Trinidad and Tobago
Analysis

Trinidad's LNG export pendulum

Bnamericas

In the 1990s, the government of the twin-island nation of Trinidad and Tobago moved forward with construction of liquefied natural gas (LNG) export facilities, the first in the Latin America and Caribbean region. With its prime location in the Caribbean, Trinidad’s LNG exports, through four trains with a combined processing capacity of 18.6Mt/y, were destined primarily for the US which due to its lack of gas reserves at home coupled with its growing appetite for gas and relatively high gas prices, was a natural market for Trinidad’s exports.

The US gas market has changed in recent years due primarily to issues related to slow economic growth and the boom in shale gas production. While the former issue has somewhat affected gas prices, the latter has affected internal demand for gas, directly impacting US demand for imports of LNG from Trinidad. The trend does not look to revert itself anytime soon, and so the Trinidad government has already begun to divert its LNG exports to other markets to make up for lost market share. While this move appeared to be the only one the government needed to make to guarantee future LNG export revenues, an apparent unstoppable decline in gas reserves continues to overshadow moves into new LNG markets: all could be in vain without discovery and development of new gas reserves.

DECLINE IN RESERVES

After reaching a peak in 1999, Trinidad’s proved gas reserves have been in gradual decline, while production continues to increase to fulfill demand in the local market and to supply the nation’s four LNG trains. As a result, Trinidad’s reserve-to-production ratio, an indicator of longevity of actual reserves based on current production, has declined more than fourfold.

At end-1999, Trinidad’s gas reserves peaked at 21.4Tf3 (605Bm3) while production was 0.4Tf3, resulting in a reserves-to-production ratio of 51.6 years. By end-2000, these gas reserves had declined to 19.7Tf3 while production increased slightly to 0.5Tf3, resulting in a reserves-to-production ratio of 38.4 years. However, by end-2010 these reserves had dwindled further to 13.5Tf3 while production increased to 1.5Tf3, resulting in reserves-to-production ratio of just 9.1 years.

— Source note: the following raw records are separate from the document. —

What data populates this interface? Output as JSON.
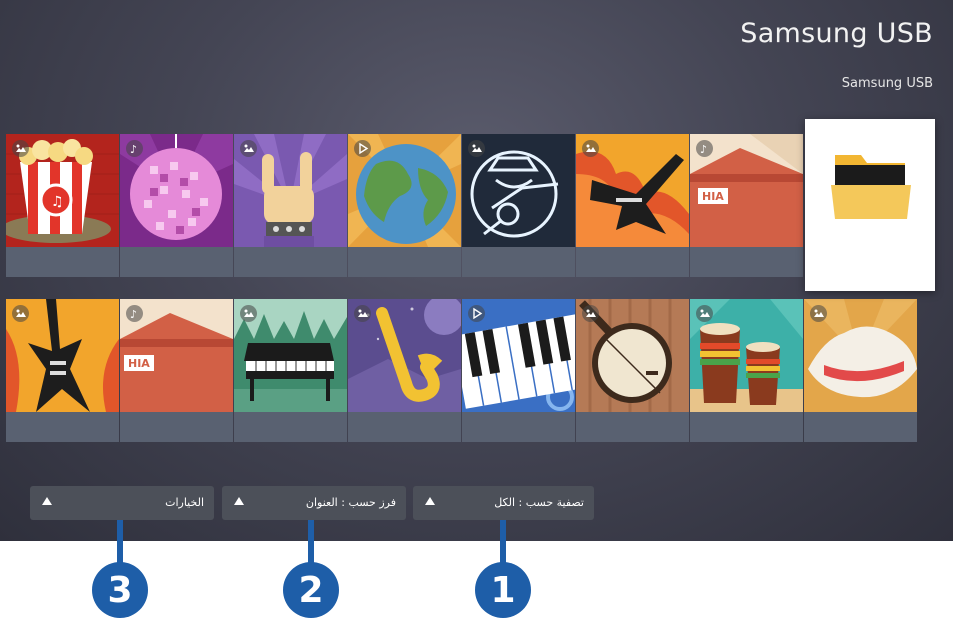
{
  "header": {
    "title": "Samsung USB",
    "path": "Samsung USB"
  },
  "content": {
    "row1": [
      {
        "media": "photo",
        "name": "popcorn"
      },
      {
        "media": "music",
        "name": "disco-ball"
      },
      {
        "media": "photo",
        "name": "rock-hand"
      },
      {
        "media": "video",
        "name": "globe"
      },
      {
        "media": "photo",
        "name": "guitarist"
      },
      {
        "media": "photo",
        "name": "electric-guitar"
      },
      {
        "media": "music",
        "name": "barn"
      }
    ],
    "row2": [
      {
        "media": "photo",
        "name": "electric-guitar"
      },
      {
        "media": "music",
        "name": "barn"
      },
      {
        "media": "photo",
        "name": "piano"
      },
      {
        "media": "photo",
        "name": "saxophone"
      },
      {
        "media": "video",
        "name": "keyboard"
      },
      {
        "media": "photo",
        "name": "banjo"
      },
      {
        "media": "photo",
        "name": "drums"
      },
      {
        "media": "photo",
        "name": "cowboy-hat"
      }
    ],
    "selected": "folder"
  },
  "bottom_bar": {
    "filter_label": "تصفية حسب : الكل",
    "sort_label": "فرز حسب : العنوان",
    "options_label": "الخيارات"
  },
  "callouts": {
    "one": "1",
    "two": "2",
    "three": "3"
  },
  "colors": {
    "callout": "#1e5ea8",
    "caption": "#596171",
    "background": "#444554",
    "button": "#4c5059"
  }
}
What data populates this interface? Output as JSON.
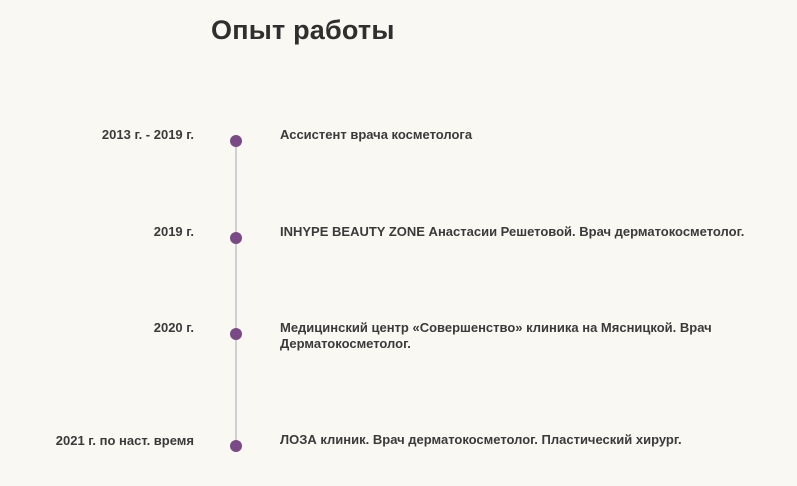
{
  "title": "Опыт работы",
  "timeline": [
    {
      "date": "2013 г. - 2019 г.",
      "description": "Ассистент врача косметолога"
    },
    {
      "date": "2019 г.",
      "description": "INHYPE BEAUTY ZONE Анастасии Решетовой. Врач дерматокосметолог."
    },
    {
      "date": "2020 г.",
      "description": "Медицинский центр «Совершенство» клиника на Мясницкой. Врач Дерматокосметолог."
    },
    {
      "date": "2021 г. по наст. время",
      "description": "ЛОЗА клиник. Врач дерматокосметолог. Пластический хирург."
    }
  ],
  "colors": {
    "background": "#faf8f3",
    "dot": "#7a4a86",
    "line": "#cfcfcf",
    "text": "#3a3a3a"
  }
}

Despite declining proved reserves, Trinidad has additional reserve potential in its probable and possible categories, which totaled 7.6Tf3 and 6.0Tf3, respectively, at end-2010. Furthermore, should exploration activities move forward offshore Trinidad where reserve potential is said to be around 26Tf3 on the low end, the country believes there are sufficient reserves to provide the nation with more than twice its existing proved gas reserve base.

NEW EXPORT MARKETS

Approximately 40% of Trinidad’s gas production is destined to supply the domestic market, including methanol and ammonia plants, while the remaining 60% is destined for export markets in the form of LNG.

Trinidad initiated LNG exports in 1999 and by 2005 some 89% of these exports were destined for the US with the remaining 11% for other markets. Today, just 19% of Trinidad’s LNG exports are shipped to the US, with the remaining 81% destined for markets in Europe, Asia and South America. Despite the changes in the end-market for Trinidad’s LNG exports, export revenues have not declined due to higher realized gas prices in the new markets as compared to the US market.

Mild winters, slow economic growth, and additional shale gas production have pushed down benchmark Henry Hub gas prices in the US to less than US$3/MBTU in 2012 from an average of US$3.99/MBTU in 2011. In contrast, gas prices in other worldwide markets have been much higher and remain that way today.

For example, in Europe, where gas prices are linked to fuel oil and gas oil, gas prices at the region’s two main benchmarks, the National Balancing Point and Belgium, were between US$8/MBTU and US$10/MBTU. In Asia, where gas prices are linked to oil prices, the average price of the Japanese Crude Cocktail benchmark was US$13.50/MBTU. In South America, where gas prices are linked to oil prices, gas prices in Argentina and Chile are nearly US$11/MBTU and US$14/MBTU, respectively.

MORE NEEDS TO BE DONE

Since initiating LNG exports in 1999, Trinidad's government has grown accustomed to steady LNG export revenue. However, economic slowdown in the US coupled with increased shale gas production has allowed the US to slowly wean itself off foreign gas, primarily from Trinidad. Years of successive Trinidadian governments have neglected to offer attractive taxation and fiscal terms to oil and gas companies interested in exploration activities offshore, causing gas reserves to decline to the high single digits.

In order for Trinidad to continue as a reliable LNG exporter to world markets, the government must now pressure companies to replace a minimum 100% of production and increase field activities to prove up current probable and possible reserves. Furthermore, the government must urgently encourage exploration offshore where large gas reserve potential is in abundance. Failure to advance on any of the these fronts could cause Trinidad to lose LNG market share or worse see the nation lose its potential to export LNG due to its inability to develop and commercialize its abundant non-proved gas reserves offshore.